The Long Depression Begins
“Father has not yet returned. We are a little interested to know whether he had any money in the hands of Clews & Co. whom we hear failed yesterday, or I should say, suspended, but I suppose it amounts to the same thing.” As Blanche Butler Ames wrote his brother in September 1873, he had no idea of the economic downfall to come. The failure of Jay Cooke & Co, one of the United States largest investment firms, and other banks, like Clew & Co. in September 1873, set off a tidal wave of bankruptcies, foreclosures, and job layoffs. In fact, John Dobson states that “before the year was out, over 5,000 commercial firms failed.”

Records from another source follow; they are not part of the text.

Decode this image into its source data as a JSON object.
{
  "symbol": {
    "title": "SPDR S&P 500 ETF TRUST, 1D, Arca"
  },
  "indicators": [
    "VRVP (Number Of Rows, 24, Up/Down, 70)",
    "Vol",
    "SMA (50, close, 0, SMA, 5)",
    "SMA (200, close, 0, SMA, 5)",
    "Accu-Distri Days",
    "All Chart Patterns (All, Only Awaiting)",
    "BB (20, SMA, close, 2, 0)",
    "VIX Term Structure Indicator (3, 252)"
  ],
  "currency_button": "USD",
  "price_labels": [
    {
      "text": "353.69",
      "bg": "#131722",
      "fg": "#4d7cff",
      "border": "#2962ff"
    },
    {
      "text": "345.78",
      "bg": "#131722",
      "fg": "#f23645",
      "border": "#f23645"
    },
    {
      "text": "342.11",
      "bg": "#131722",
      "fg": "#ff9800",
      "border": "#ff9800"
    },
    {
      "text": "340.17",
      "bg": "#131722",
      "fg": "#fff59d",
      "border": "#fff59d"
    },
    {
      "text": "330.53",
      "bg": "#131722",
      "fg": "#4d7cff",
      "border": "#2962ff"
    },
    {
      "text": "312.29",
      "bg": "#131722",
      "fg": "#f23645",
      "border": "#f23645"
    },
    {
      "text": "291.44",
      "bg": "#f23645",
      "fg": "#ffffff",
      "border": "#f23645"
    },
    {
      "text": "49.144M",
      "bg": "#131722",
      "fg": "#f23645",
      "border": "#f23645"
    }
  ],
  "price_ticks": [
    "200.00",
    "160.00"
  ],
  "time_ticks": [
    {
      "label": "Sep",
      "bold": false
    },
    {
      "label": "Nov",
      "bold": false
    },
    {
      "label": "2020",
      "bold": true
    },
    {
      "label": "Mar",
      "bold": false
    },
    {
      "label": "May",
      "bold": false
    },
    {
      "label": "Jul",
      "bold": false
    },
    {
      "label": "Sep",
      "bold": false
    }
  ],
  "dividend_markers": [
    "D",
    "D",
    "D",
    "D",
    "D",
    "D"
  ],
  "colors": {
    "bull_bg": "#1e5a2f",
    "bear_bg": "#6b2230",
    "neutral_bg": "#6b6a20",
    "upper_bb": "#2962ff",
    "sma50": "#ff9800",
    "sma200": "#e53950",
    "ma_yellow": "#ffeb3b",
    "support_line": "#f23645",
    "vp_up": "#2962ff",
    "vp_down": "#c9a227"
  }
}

The Panic of 1873 officially started in the September of 1873 and “set off the nation’s first full scale industrial downturn as well as set off the first nationwide labor confrontation.” At the time Blanche, like most people, felt that the Panic would only last for a couple of months; however, the Panic would last for seven years and become known as the “Long Depression.”
Citations
- John M Dobson, Bulls, Bears, Boom, and Bust: A Historical Encyclopedia of American Business Concepts (Santa Barbara, California: ABC-CLIO, 2007), 178-180.
- Blanch Butler Ames, Letter from Blanche Butler Ames to Adelbert Ames (Clinton, MA: Privately Published, 1957).